Jeff Pasternack

Computer Science Ph.D. / University of Illinois at Urbana-Champaign

Demos

These are web-accessible demos and tools relating to (mostly unpublished) older research.


Maximum Subsequence Segmentation

Extracts article text from HTML documents using maximum subsequence segmentation with supervised scoring (trigram and most-recent-unclosed-tag features), as described in the paper.  There is also a corresponding rudimentary web service.

http://took.cs.uiuc.edu/MSS/


Wikipedia Template Tag Histograms

View the number of times a particular value has appeared in each template field in a given article (this most notably includes infoboxes, which are implemented as templates in Wikipedia).  This is sometimes useful in manually estimating the degree and quality of "contentiousness" for certain articles and attributes; the data is taken from a 2009 English Wikipedia dump.

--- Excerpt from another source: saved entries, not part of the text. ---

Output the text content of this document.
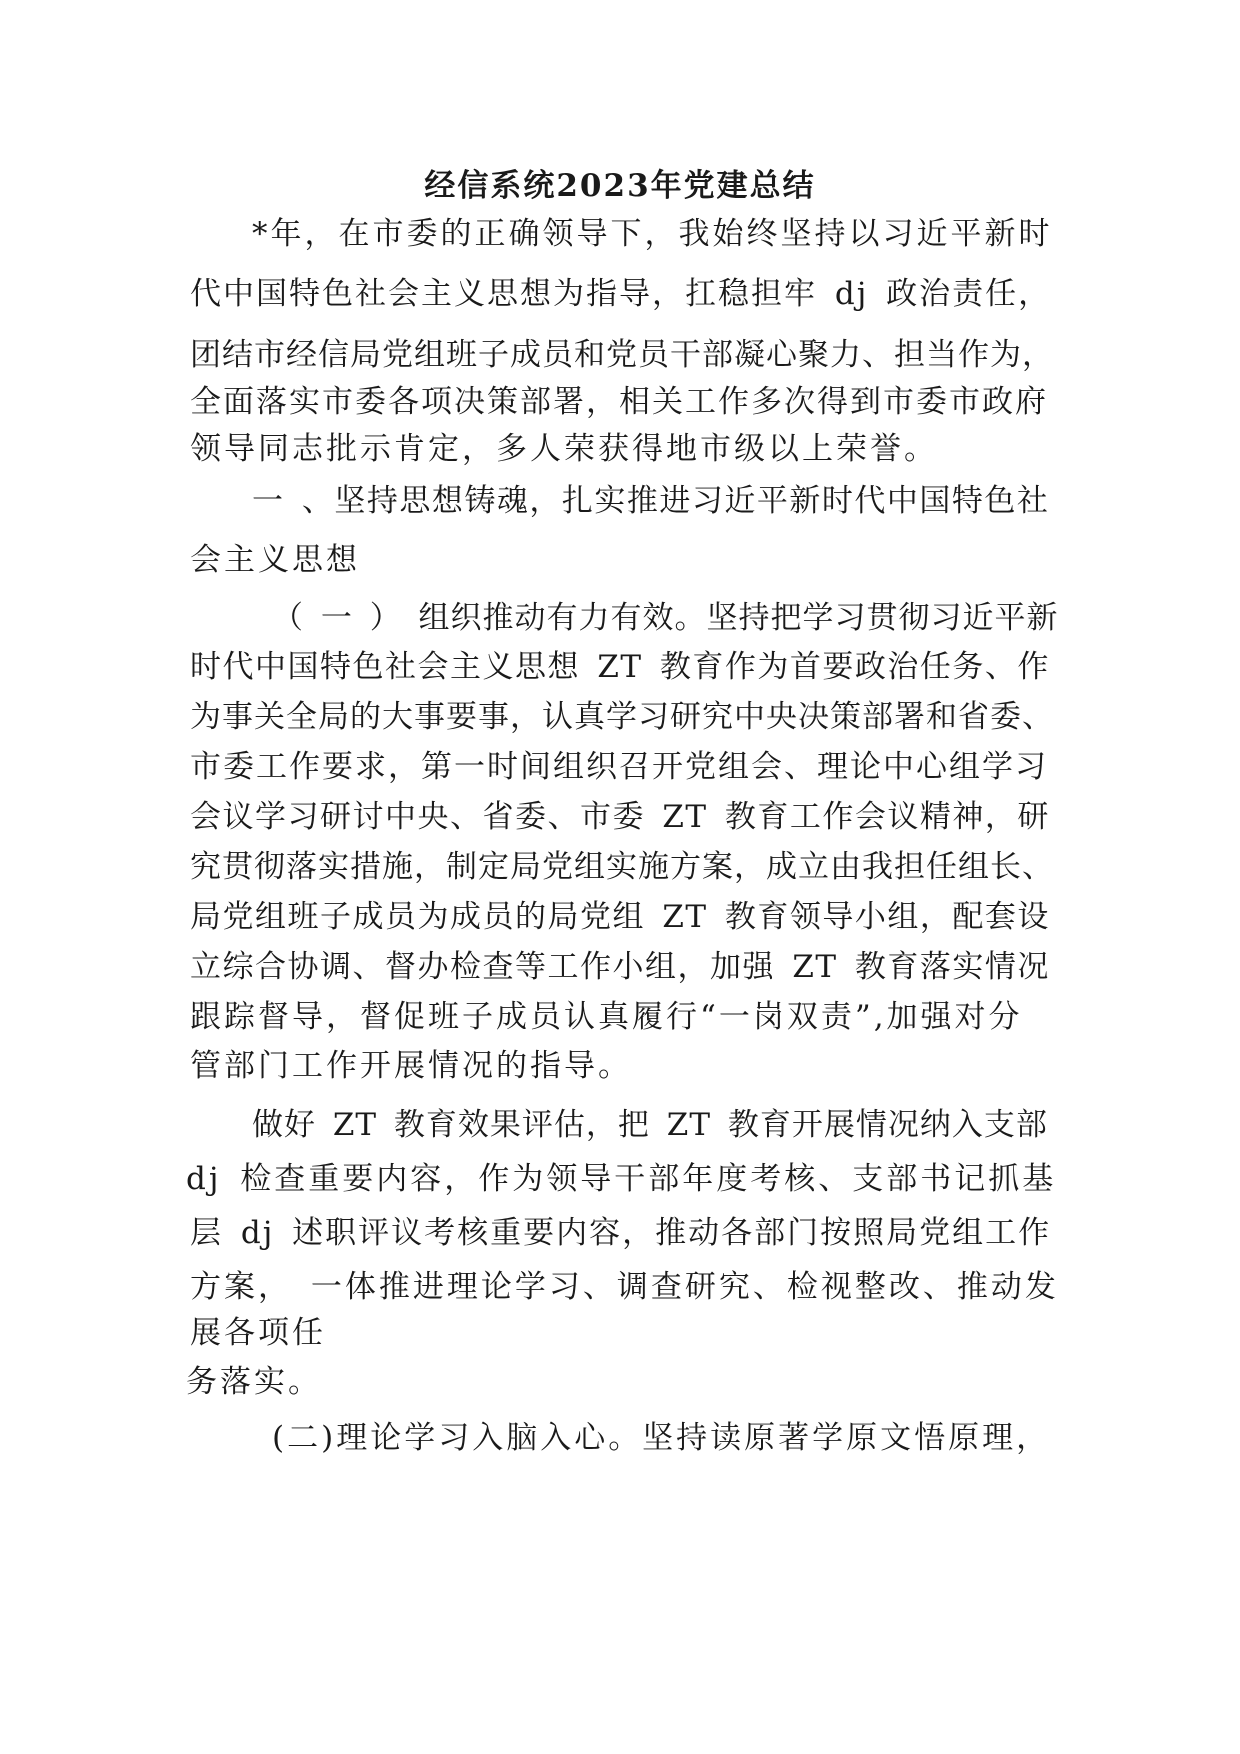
经信系统2023年党建总结
*年，在市委的正确领导下，我始终坚持以习近平新时
代中国特色社会主义思想为指导，扛稳担牢 dj 政治责任，
团结市经信局党组班子成员和党员干部凝心聚力、担当作为，
全面落实市委各项决策部署，相关工作多次得到市委市政府
领导同志批示肯定，多人荣获得地市级以上荣誉。
一 、坚持思想铸魂，扎实推进习近平新时代中国特色社
会主义思想
（ 一 ） 组织推动有力有效。坚持把学习贯彻习近平新
时代中国特色社会主义思想 ZT 教育作为首要政治任务、作
为事关全局的大事要事，认真学习研究中央决策部署和省委、
市委工作要求，第一时间组织召开党组会、理论中心组学习
会议学习研讨中央、省委、市委 ZT 教育工作会议精神，研
究贯彻落实措施，制定局党组实施方案，成立由我担任组长、
局党组班子成员为成员的局党组 ZT 教育领导小组，配套设
立综合协调、督办检查等工作小组，加强 ZT 教育落实情况
跟踪督导，督促班子成员认真履行“一岗双责”,加强对分
管部门工作开展情况的指导。
做好 ZT 教育效果评估，把 ZT 教育开展情况纳入支部
dj 检查重要内容，作为领导干部年度考核、支部书记抓基
层 dj 述职评议考核重要内容，推动各部门按照局党组工作
方案， 一体推进理论学习、调查研究、检视整改、推动发
展各项任
务落实。
(二)理论学习入脑入心。坚持读原著学原文悟原理，
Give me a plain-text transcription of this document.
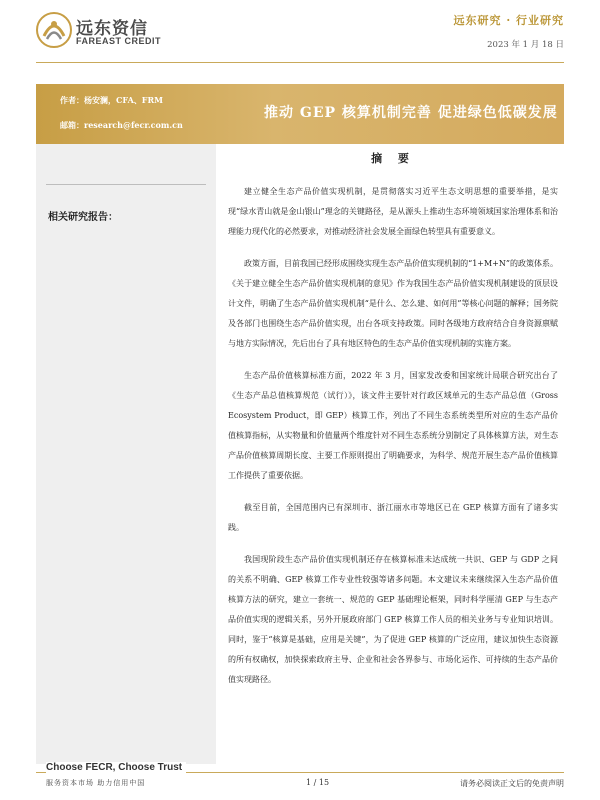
远东资信
FAREAST CREDIT
远东研究 · 行业研究
2023 年 1 月 18 日
作者：杨安澜，CFA、FRM
邮箱：research@fecr.com.cn
推动 GEP 核算机制完善 促进绿色低碳发展
相关研究报告：
摘 要

建立健全生态产品价值实现机制，是贯彻落实习近平生态文明思想的重要举措，是实现“绿水青山就是金山银山”理念的关键路径，是从源头上推动生态环境领域国家治理体系和治理能力现代化的必然要求，对推动经济社会发展全面绿色转型具有重要意义。

政策方面，目前我国已经形成围绕实现生态产品价值实现机制的“1+M+N”的政策体系。《关于建立健全生态产品价值实现机制的意见》作为我国生态产品价值实现机制建设的顶层设计文件，明确了生态产品价值实现机制“是什么、怎么建、如何用”等核心问题的解释；国务院及各部门也围绕生态产品价值实现，出台各项支持政策。同时各级地方政府结合自身资源禀赋与地方实际情况，先后出台了具有地区特色的生态产品价值实现机制的实施方案。

生态产品价值核算标准方面，2022 年 3 月，国家发改委和国家统计局联合研究出台了《生态产品总值核算规范（试行）》，该文件主要针对行政区域单元的生态产品总值（Gross Ecosystem Product，即 GEP）核算工作，列出了不同生态系统类型所对应的生态产品价值核算指标，从实物量和价值量两个维度针对不同生态系统分别制定了具体核算方法，对生态产品价值核算周期长度、主要工作原则提出了明确要求，为科学、规范开展生态产品价值核算工作提供了重要依据。

截至目前，全国范围内已有深圳市、浙江丽水市等地区已在 GEP 核算方面有了诸多实践。

我国现阶段生态产品价值实现机制还存在核算标准未达成统一共识、GEP 与 GDP 之间的关系不明确、GEP 核算工作专业性较强等诸多问题。本文建议未来继续深入生态产品价值核算方法的研究，建立一套统一、规范的 GEP 基础理论框架，同时科学厘清 GEP 与生态产品价值实现的逻辑关系，另外开展政府部门 GEP 核算工作人员的相关业务与专业知识培训。同时，鉴于“核算是基础，应用是关键”，为了促进 GEP 核算的广泛应用，建议加快生态资源的所有权确权，加快探索政府主导、企业和社会各界参与、市场化运作、可持续的生态产品价值实现路径。

Choose FECR, Choose Trust
服务资本市场 助力信用中国	1 / 15	请务必阅读正文后的免责声明
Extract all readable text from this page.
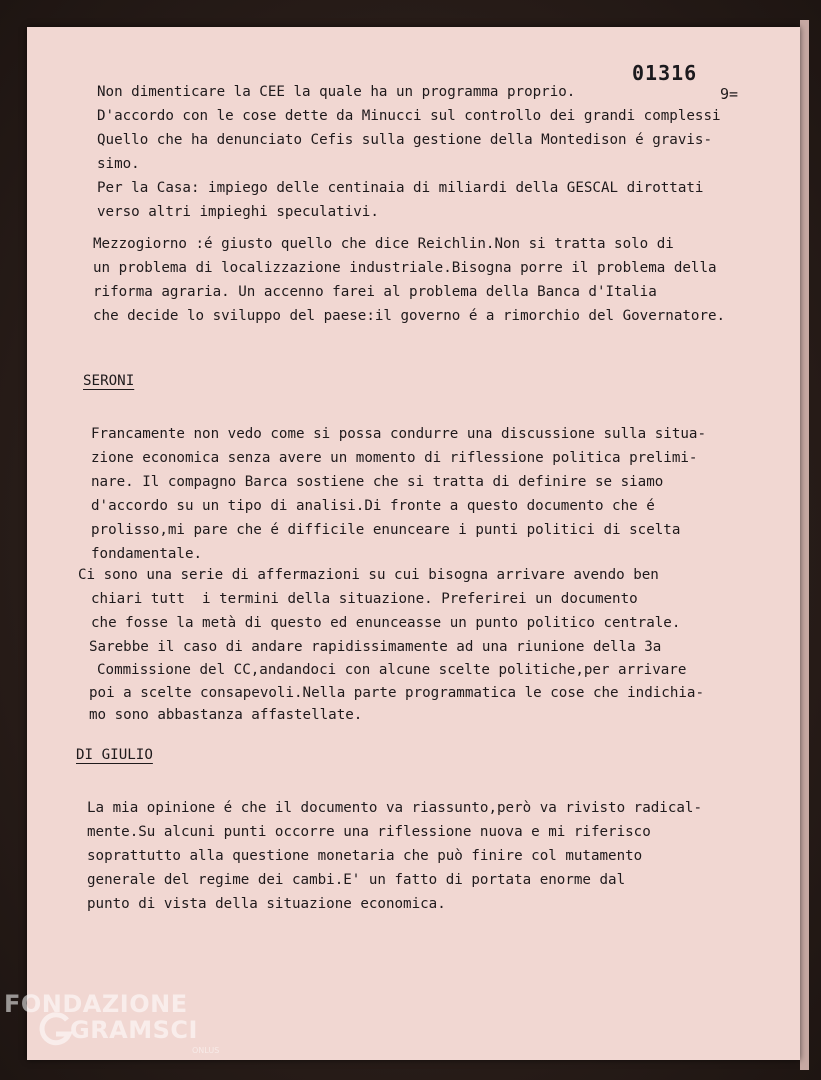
01316
9=

Non dimenticare la CEE la quale ha un programma proprio.

D'accordo con le cose dette da Minucci sul controllo dei grandi complessi

Quello che ha denunciato Cefis sulla gestione della Montedison é gravis-

simo.

Per la Casa: impiego delle centinaia di miliardi della GESCAL dirottati

verso altri impieghi speculativi.

Mezzogiorno :é giusto quello che dice Reichlin.Non si tratta solo di

un problema di localizzazione industriale.Bisogna porre il problema della

riforma agraria. Un accenno farei al problema della Banca d'Italia

che decide lo sviluppo del paese:il governo é a rimorchio del Governatore.

SERONI

Francamente non vedo come si possa condurre una discussione sulla situa-

zione economica senza avere un momento di riflessione politica prelimi-

nare. Il compagno Barca sostiene che si tratta di definire se siamo

d'accordo su un tipo di analisi.Di fronte a questo documento che é

prolisso,mi pare che é difficile enunceare i punti politici di scelta

fondamentale.

Ci sono una serie di affermazioni su cui bisogna arrivare avendo ben

chiari tutt  i termini della situazione. Preferirei un documento

che fosse la metà di questo ed enunceasse un punto politico centrale.

Sarebbe il caso di andare rapidissimamente ad una riunione della 3a

Commissione del CC,andandoci con alcune scelte politiche,per arrivare

poi a scelte consapevoli.Nella parte programmatica le cose che indichia-

mo sono abbastanza affastellate.

DI GIULIO

La mia opinione é che il documento va riassunto,però va rivisto radical-

mente.Su alcuni punti occorre una riflessione nuova e mi riferisco

soprattutto alla questione monetaria che può finire col mutamento

generale del regime dei cambi.E' un fatto di portata enorme dal

punto di vista della situazione economica.

FONDAZIONE
GRAMSCI
ONLUS
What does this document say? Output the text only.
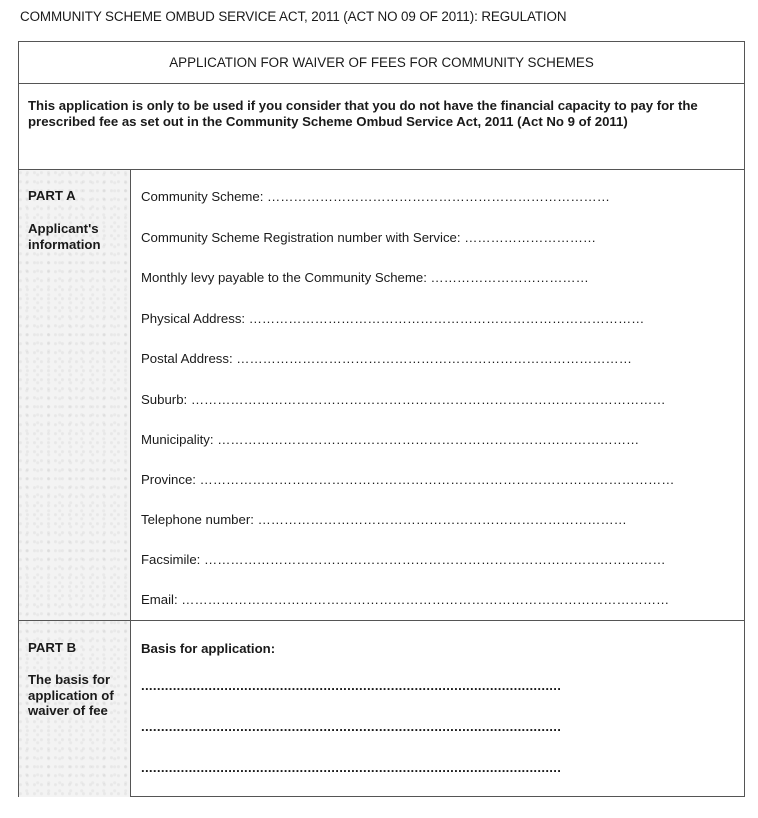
COMMUNITY SCHEME OMBUD SERVICE ACT, 2011 (ACT NO 09 OF 2011): REGULATION
APPLICATION FOR WAIVER OF FEES FOR COMMUNITY SCHEMES
This application is only to be used if you consider that you do not have the financial capacity to pay for the prescribed fee as set out in the Community Scheme Ombud Service Act, 2011 (Act No 9 of 2011)
PART A
Applicant's information
Community Scheme: ……………………………………………………………………
Community Scheme Registration number with Service: …………………………
Monthly levy payable to the Community Scheme: ………………………………
Physical Address: ………………………………………………………………………………
Postal Address: ………………………………………………………………………………
Suburb: ………………………………………………………………………………………………
Municipality: ……………………………………………………………………………………
Province: ………………………………………………………………………………………………
Telephone number: …………………………………………………………………………
Facsimile: ……………………………………………………………………………………………
Email: …………………………………………………………………………………………………
PART B
The basis for application of waiver of fee
Basis for application:
..........................................................................................................
..........................................................................................................
..........................................................................................................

http://took.cs.uiuc.edu/TemplateTags/


Deleted Wikipedia Articles

A MediaWiki installation hosting pages that were permanently deleted from Wikipedia in 2009 and 2010, primarily for lack of notability.  These may be useful for Wikipedia research (observing the type and quality of content that Wikipedia deemed even less notable than its vast library of popular culture minutiae), or simply for entertainment and curiousity value.

http://took.cs.uiuc.edu/wiki/


Artist Frequency * Inverse Document Frequency

This is a proof-of-concept demonstration of a method for finding the similarity between TV series.  Instead of counting the number of mentions of all terms (as per standard TF-IDF), AF-IDF looks at the set of people associated with each series and weights them by the number of episodes in which they appeared (relative to their total number of appearances in all TV series). The results often correspond surprsingly well with human judgement.

Known bug: selecting "Use all cast and crew" will result in an exception since a requisite data file has since been archived.

http://took.cs.uiuc.edu/afidf/